Books about attempted suicide, the post-attempt individual and group therapy sessions and the bonding of the teens in the group are not uncommon. However, put in the hands of Francisco X. Stork (author of Marcelo in the Real World) The Memory of Light is more than a young adult novel about depression. One reason it that it is semi-autobiographical, as per the Author’s Note at the end of the book. Stork was 24 years old when he took 60 sleeping pills in his suicide attempt. That knowledge makes the book more meaningful.
Also, Stork has created a diverse cast of characters. Vicky’s roommate is Mona, who comes from a broken home and is searching for her little sister Lucy. She needs meds to control her mood swings. Gilbert hears voices and there is the fear that he is schizophrenic and E.M. has an uncontrolled temper.
The contrast in illnesses is also a contrast in life. Vicky seems to have the idyllic life–coming from a wealthy family, having everything she could possibly want, private school, plentiful opportunities. Gilbert, on the other hand, has to help his grandfather with his gardening business because Antonio is getting on in years and can’t do it by himself. Gilbert’s grandmother is showing the signs of schizophrenia that Gilbert is starting to exhibit. E.M. comes from a family in which his father physically abused his mother.

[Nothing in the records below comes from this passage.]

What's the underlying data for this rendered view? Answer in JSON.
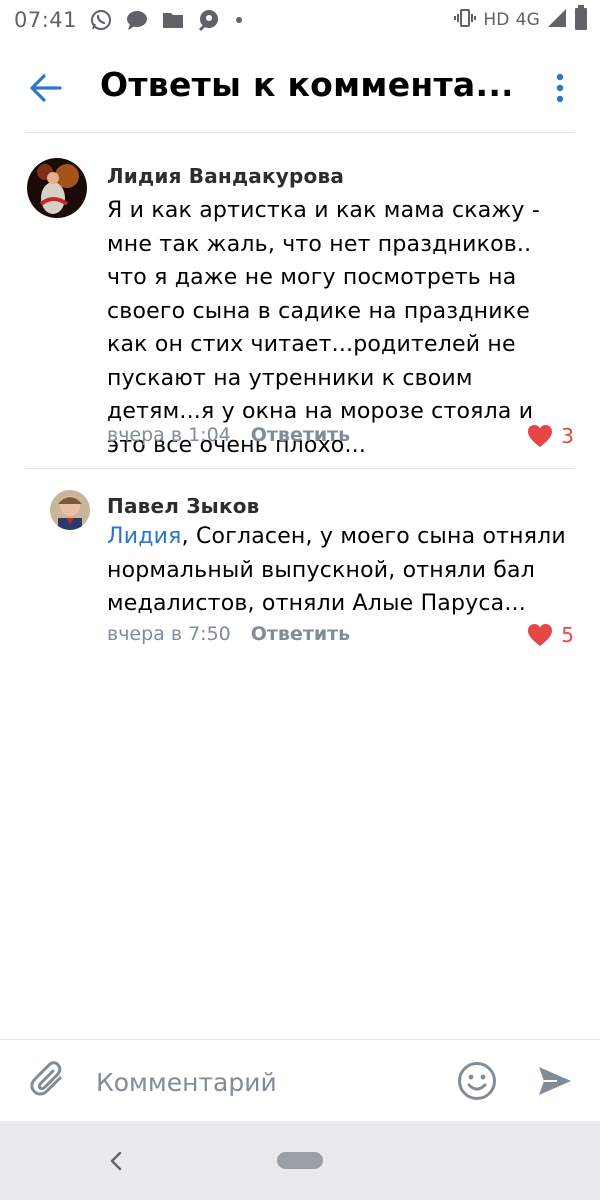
{
  "status_bar": {
    "time": "07:41",
    "network": "HD",
    "signal": "4G",
    "icons": [
      "whatsapp-icon",
      "message-icon",
      "folder-icon",
      "podcast-icon",
      "dot-icon",
      "vibrate-icon",
      "signal-icon",
      "battery-icon"
    ]
  },
  "header": {
    "title": "Ответы к коммента...",
    "back_icon": "arrow-left-icon",
    "menu_icon": "more-vertical-icon"
  },
  "comments": [
    {
      "author": "Лидия Вандакурова",
      "text": "Я и как артистка и как мама скажу - мне так жаль, что нет праздников.. что я даже не могу посмотреть на своего сына в садике на празднике как он стих читает...родителей не пускают на утренники к своим детям...я у окна на морозе стояла и это все очень плохо...",
      "time": "вчера в 1:04",
      "reply_label": "Ответить",
      "likes": "3"
    },
    {
      "author": "Павел Зыков",
      "mention": "Лидия",
      "text": ", Согласен, у моего сына отняли нормальный выпускной, отняли бал медалистов, отняли Алые Паруса...",
      "time": "вчера в 7:50",
      "reply_label": "Ответить",
      "likes": "5"
    }
  ],
  "composer": {
    "placeholder": "Комментарий",
    "attach_icon": "paperclip-icon",
    "emoji_icon": "smile-icon",
    "send_icon": "send-icon"
  },
  "colors": {
    "accent": "#2a78c5",
    "like": "#e64646",
    "secondary_text": "#818c99",
    "divider": "#e3e4e8",
    "navbar": "#e9eaec"
  }
}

The Memory of Light is realistic in its depiction of mental illnesses. In its realism, there aren’t necessarily the happy endings we typically read. However, Stork provides hope to those individuals who accept and treat their illnesses, whether it is depression, schizophrenia, or a myriad other illnesses.
Stork implores teens, especially, who know or suspect something is wrong or who just know they are hurting to talk to an unbiased individual or professional, someone who won’t judge them. Mental illness knows no income or educational or racial boundaries. Sometimes the pressures of day to day life in school or at home are too much.
I could not put The Memory of Light down. It was that good.